A ação foi movida pelo advogado Joel dos Passos Mello contra o presidente da FPF, Reinaldo Carneiro Bastos, e os vice-presidentes Mauro Silva e Fernando Solleiro. Mello solicitava a anulação da alteração estatutária da FPF, que passou a permitir mais de uma recondução consecutiva à presidência, além da suspensão do acordo de patrocínio com a estatal. O pedido de liminar já havia sido negado no início do processo.

O juiz rejeitou a tese de irregularidade no patrocínio. O ponto central da discussão era a interpretação da Lei 14.597, que define critérios para o repasse de recursos públicos a entidades esportivas.

Segundo o magistrado, contratos de patrocínio não se enquadram no conceito de "repasse de recursos públicos" previsto na legislação.

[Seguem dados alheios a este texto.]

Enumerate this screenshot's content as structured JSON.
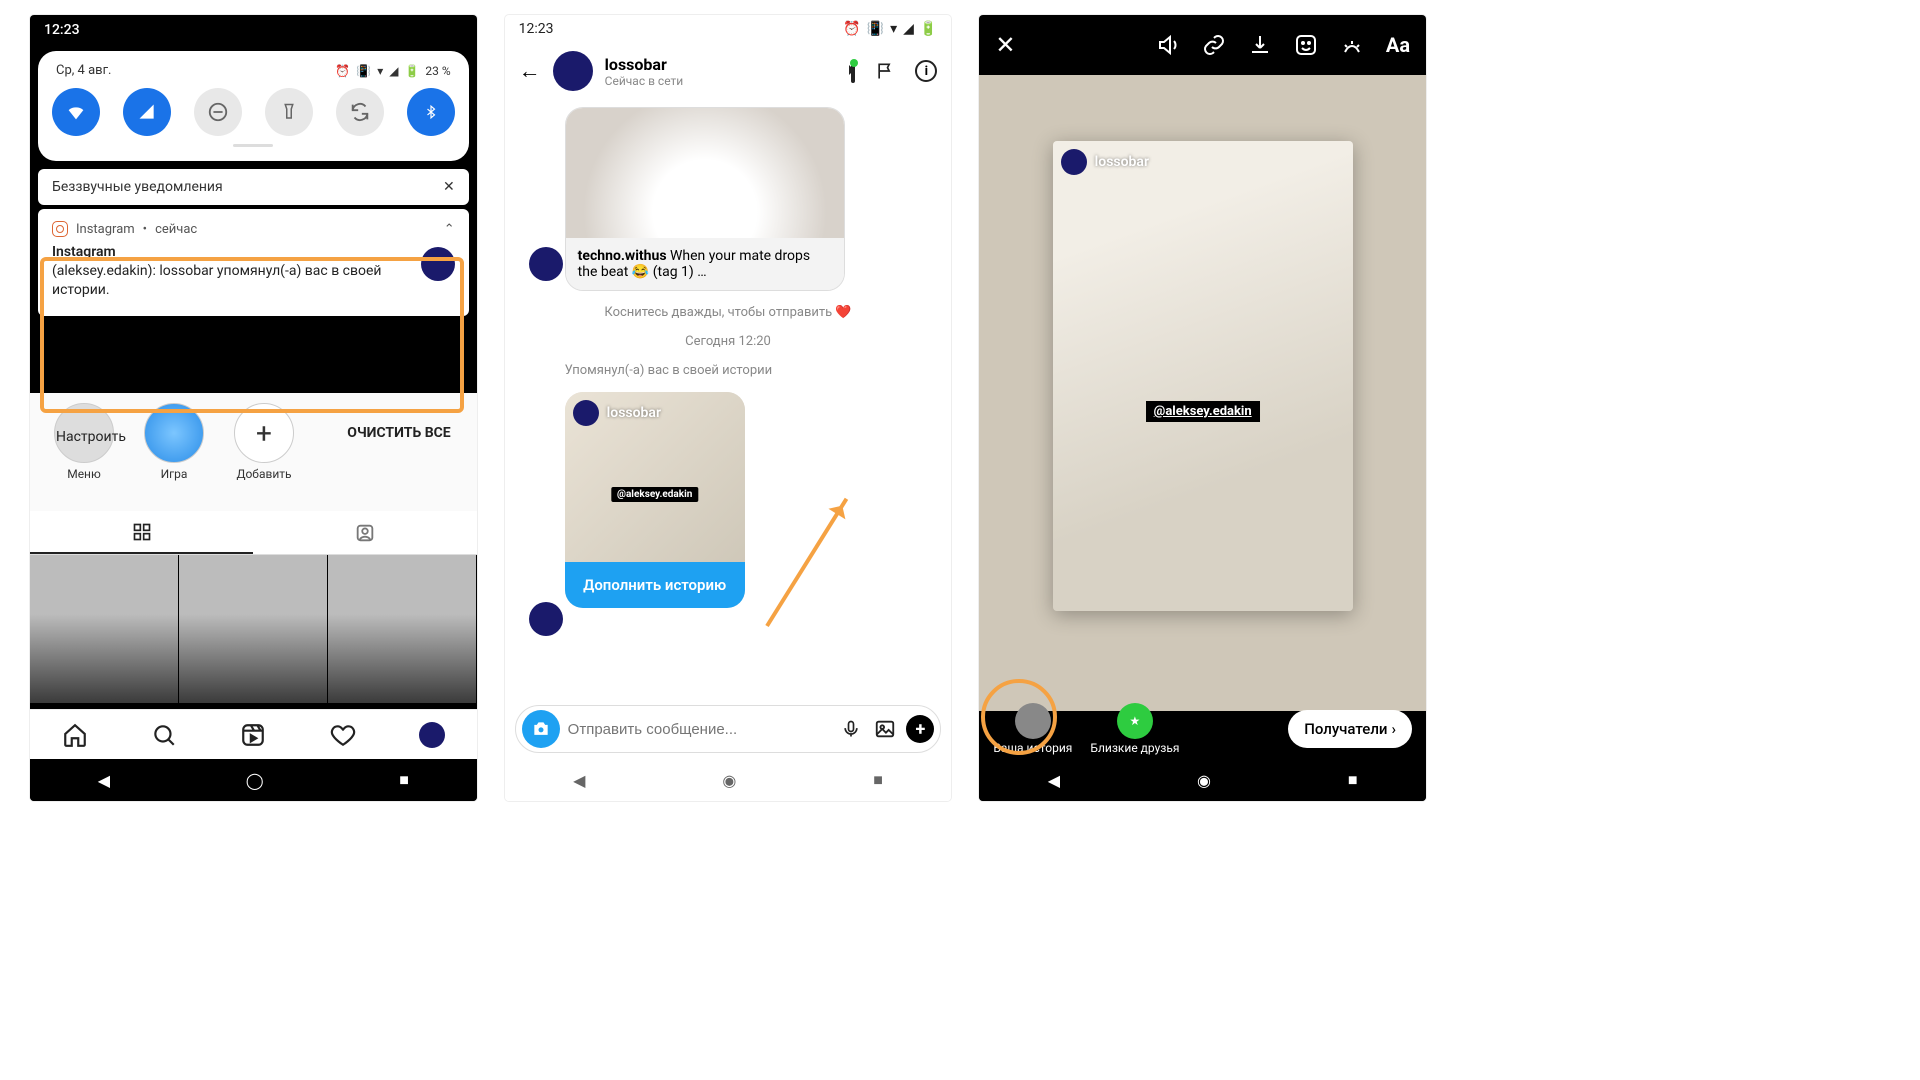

Ele argumentou que esse tipo de acordo tem natureza comercial, com interesses privados para ambas as partes, diferente de convênios ou contratos de repasse voltados à execução de políticas públicas.

"Entendo que o conceito normativo de repasses de recursos públicos não abarca contratos de patrocínio firmados por empresas públicas com organizações de administração esportiva, dando à expressão um significado restrito, alinhado ao disposto no Decreto n. 11531 de 2023 — que dispõe sobre convênios e contratos de repasse relativos às transferências de recursos da União —, e afastando a interpretação ampliativa da expressão que abarcaria qualquer negócio jurídico que envolvesse transferência ou pagamento de valores pela Administração Pública a organizações de administração e de prática esportiva", afirmou o juiz.

Mello, que era membro do Tribunal de Justiça Desportiva da própria FPF, foi desligado do cargo em setembro após a diretoria tomar conhecimento de outro recurso apresentado por ele no TCU, em Brasília. Ele ocupava a função de auditor suplente do TJD-SP, tribunal administrado pela FPF.

Na ação protocolada em 22 de outubro de 2025, Mello apontou supostas irregularidades na celebração do contrato entre a estatal e a federação, e pediu o afastamento dos dirigentes, o que foi negado pela Justiça.

O advogado sustentou que o patrocínio ao Paulistão Feminino, Copinha Feminina e Copa Paulista teria sido firmado sem cumprir as exigências da Lei Geral do Esporte, configurando possível dano ao patrimônio público.

Em dezembro passado, o plenário do Tribunal de Contas da União (TCU) acolheu manifestação da unidade técnica e apontou irregularidades no contrato de patrocínio da Petrobras à FPF, notificando a estatal para corrigir o problema.

A FPF alterou seu estatuto em janeiro de 2025, permitindo três reeleições consecutivas do presidente, o que, segundo Mello, afronta o artigo 36, inciso IV, da lei, que limita o mandato dos dirigentes a quatro anos, com apenas uma recondução seguida.

Na semana passada, Reinaldo Carneiro Bastos foi reeleito por aclamação para seu terceiro e último mandato à frente da federação. Não houve adversários, já que o advogado Wilson Marqueti Júnior não conseguiu apoio para registrar sua chapa. A eleição chegou a ser suspensa pela Justiça, mas o dirigente obteve autorização por decisão do Centro Brasileiro de Mediação e Arbitragem (CBMA).